I was feeling burned out at the end of the first year but wanted to get it over and done with as quick as possible. Then sat for my national exam later in the second year and out of 144 Australia wide, 29 passed and I was one of those 29. It did open doors and I've never looked back.
Another reason for my turnaround is surrounding myself with people who are motivated themselves and receiving encouragement from them. Financial advice or assistance from my partner also played an important part. Having someone trying to steer you in the right direction when you don't want to can be hard. Especially financially. It can be hard at first when someone is saying, don't buy this, don't buy that. Put your money into this. Or if you have to buy this, lets find a better option. Some of the financial advice I received was a big WTF for me as some of it didn't make sense or even seem logical, but now it's so obvious since doing it.

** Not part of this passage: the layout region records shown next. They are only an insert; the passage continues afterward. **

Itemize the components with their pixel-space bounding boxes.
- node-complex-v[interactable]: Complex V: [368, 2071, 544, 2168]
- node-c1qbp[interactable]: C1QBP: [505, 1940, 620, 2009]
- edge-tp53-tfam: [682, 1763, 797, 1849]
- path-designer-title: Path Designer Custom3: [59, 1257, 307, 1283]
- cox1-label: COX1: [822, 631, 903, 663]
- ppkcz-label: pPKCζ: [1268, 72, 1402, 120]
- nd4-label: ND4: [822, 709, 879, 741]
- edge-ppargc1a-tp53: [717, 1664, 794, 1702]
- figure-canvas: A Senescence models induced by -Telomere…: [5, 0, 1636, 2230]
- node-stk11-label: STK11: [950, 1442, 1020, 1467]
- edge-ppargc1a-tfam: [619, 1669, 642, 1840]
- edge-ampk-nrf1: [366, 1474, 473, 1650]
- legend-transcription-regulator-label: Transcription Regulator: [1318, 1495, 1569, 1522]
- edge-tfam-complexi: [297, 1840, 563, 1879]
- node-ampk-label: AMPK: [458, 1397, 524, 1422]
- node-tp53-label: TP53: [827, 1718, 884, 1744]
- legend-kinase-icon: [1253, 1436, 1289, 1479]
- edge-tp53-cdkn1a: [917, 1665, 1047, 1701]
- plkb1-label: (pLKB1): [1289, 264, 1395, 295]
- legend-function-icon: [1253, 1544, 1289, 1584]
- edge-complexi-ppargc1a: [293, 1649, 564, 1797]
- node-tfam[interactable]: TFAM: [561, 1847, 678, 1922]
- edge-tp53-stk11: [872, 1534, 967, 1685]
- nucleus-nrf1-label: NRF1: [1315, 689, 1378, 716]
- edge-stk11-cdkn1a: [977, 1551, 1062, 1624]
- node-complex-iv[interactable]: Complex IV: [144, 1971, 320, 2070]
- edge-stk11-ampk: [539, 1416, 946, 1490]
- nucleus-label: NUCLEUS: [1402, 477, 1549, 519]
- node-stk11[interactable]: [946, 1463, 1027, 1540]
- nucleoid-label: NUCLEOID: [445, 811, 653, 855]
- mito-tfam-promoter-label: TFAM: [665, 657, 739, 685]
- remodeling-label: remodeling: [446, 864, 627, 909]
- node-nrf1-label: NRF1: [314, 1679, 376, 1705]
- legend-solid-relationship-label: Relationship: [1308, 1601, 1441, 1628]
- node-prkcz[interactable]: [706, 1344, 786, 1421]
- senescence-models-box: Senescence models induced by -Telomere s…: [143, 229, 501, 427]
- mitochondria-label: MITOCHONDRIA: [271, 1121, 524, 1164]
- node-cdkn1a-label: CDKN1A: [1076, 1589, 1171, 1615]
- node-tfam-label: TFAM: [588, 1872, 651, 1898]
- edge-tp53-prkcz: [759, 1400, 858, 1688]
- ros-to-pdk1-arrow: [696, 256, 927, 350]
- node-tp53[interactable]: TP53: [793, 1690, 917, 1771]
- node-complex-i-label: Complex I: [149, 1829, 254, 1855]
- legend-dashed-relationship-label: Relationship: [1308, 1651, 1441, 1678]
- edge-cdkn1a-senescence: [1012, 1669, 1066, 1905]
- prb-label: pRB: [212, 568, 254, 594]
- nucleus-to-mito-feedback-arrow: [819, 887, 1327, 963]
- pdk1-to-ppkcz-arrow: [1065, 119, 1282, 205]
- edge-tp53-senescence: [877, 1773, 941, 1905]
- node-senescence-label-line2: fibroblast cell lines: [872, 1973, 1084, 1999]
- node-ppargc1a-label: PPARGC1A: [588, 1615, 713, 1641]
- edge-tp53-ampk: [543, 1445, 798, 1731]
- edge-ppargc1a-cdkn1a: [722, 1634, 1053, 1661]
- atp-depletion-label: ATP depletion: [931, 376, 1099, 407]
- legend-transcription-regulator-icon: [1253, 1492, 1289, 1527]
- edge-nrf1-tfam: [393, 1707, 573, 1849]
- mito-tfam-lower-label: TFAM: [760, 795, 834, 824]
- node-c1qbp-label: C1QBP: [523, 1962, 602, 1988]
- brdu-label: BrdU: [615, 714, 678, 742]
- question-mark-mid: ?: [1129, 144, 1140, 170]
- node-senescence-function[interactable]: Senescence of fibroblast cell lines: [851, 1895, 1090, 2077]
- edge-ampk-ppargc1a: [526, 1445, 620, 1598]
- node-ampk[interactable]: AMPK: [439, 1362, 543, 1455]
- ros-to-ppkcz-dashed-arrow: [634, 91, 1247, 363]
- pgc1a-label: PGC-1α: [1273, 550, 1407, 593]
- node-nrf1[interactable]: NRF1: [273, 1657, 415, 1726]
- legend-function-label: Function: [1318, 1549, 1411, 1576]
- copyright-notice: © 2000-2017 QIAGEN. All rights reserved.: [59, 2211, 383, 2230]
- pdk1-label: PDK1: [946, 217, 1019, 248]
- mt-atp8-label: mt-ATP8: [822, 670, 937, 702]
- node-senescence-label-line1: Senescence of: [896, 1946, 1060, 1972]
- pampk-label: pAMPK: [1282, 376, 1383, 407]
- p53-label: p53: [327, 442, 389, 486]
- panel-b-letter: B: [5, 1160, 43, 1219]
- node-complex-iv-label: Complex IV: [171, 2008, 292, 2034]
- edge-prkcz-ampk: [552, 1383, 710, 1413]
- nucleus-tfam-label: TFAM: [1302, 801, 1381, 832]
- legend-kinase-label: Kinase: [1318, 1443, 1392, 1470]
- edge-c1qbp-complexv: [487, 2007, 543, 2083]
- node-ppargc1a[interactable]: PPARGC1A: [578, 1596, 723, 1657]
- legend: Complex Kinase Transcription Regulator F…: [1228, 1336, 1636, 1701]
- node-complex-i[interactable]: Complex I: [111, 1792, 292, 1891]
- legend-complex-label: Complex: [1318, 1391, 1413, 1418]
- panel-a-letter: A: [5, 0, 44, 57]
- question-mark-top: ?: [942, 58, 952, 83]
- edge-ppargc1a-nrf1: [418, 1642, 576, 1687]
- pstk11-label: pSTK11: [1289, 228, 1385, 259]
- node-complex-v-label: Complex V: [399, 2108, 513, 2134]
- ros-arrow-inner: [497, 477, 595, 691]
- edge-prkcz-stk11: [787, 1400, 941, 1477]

Now, I'm getting things in order so that I can retire in 15 years or less. I want to be able to shift from a working job to retirement and still feel like I'm getting the same income. The next 3-4 years as I've been doing in the last few years will be setting up things (eg. investment properties) and then 10 years after that making sure everything is ready and finalised (paid off) when I do retire. I could work another 20 years or so but don't want to anymore. I have a lot of interests and hobbies outside work that I want to do full time. My partner is the same and want's to retire in about 5-10 years. She's already set up everything for herself but then she didn't waste 10+ years like I did.
I can't understate how important it is to have people help you, but most importantly you have to be willing to accept the help and change even though you may not see any sense in it. Otherwise, I would still be on that downward spiral.